Par conséquent, bien que les exigences formelles telles que les factures soient importantes, le principe de neutralité exige que le droit à la déduction soit accordé lorsque les conditions de fond sont remplies. L'avocat général a souligné que la demande de preuves supplémentaires est compatible avec la proportionnalité, en particulier pour vérifier l'existence de ces conditions de fond. Ce point de vue s'aligne sur des arrêts antérieurs de la CJUE, tels que Weatherford Atlas Gip (C-527/23), qui soulignaient la nécessité de transparence dans les flux intragroupes.
Conclusions
L'affaire Arcomet marque un changement potentiellement important dans l'interaction entre la taxe de vente et la TVA. Le paysage juridique actuel reste incertain et fragmenté. Le manque d'orientations administratives, les avis divergents des organes de l'UE et les pratiques nationales incohérentes augmentent le risque de double imposition et d'inégalité de traitement.
La confirmation de l'avis de l'AG pourrait entraîner des changements dans la manière dont les entreprises abordent la documentation relative à la taxe sur la valeur ajoutée et la conformité à la TVA, en particulier en ce qui concerne l'étendue des services, les structures de rémunération et leur lien avec les résultats imposables.
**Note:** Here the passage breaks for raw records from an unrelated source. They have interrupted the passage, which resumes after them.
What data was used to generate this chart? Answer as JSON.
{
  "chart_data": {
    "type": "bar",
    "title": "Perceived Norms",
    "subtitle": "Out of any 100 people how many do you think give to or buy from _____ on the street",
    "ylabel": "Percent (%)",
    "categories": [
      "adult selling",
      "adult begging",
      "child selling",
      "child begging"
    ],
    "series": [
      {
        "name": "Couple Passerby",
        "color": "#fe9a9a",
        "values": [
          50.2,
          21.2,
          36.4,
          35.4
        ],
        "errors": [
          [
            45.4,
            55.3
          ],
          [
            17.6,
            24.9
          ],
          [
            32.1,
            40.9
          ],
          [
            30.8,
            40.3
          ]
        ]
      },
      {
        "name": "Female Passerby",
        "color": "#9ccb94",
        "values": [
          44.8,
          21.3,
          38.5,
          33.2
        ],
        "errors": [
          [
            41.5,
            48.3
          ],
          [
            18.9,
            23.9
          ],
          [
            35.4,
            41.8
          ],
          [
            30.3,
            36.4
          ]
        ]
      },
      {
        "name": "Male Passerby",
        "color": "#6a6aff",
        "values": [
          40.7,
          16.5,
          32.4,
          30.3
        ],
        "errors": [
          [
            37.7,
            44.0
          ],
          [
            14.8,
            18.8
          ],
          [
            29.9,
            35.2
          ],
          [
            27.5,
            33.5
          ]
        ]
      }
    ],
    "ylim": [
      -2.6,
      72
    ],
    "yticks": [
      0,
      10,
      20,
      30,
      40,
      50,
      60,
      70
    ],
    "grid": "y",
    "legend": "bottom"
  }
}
Dans ce contexte, l'affaire Stellantis Portugal (C-603/24), toujours en cours, pourrait apporter des éclaircissements supplémentaires. Cette affaire traite également des ajustements post-période et pose la question de savoir s'il s'agit de nouvelles prestations ou de simples ajustements comptables sans conséquences sur la TVA.
Ensemble, Arcomet et Stellantis sont le signe d'un effort plus large de l'UE pour clarifier le traitement de la TVA des transactions intragroupes et renforcer le fait que la TVA ne peut pas être négligée dans les accords de TP.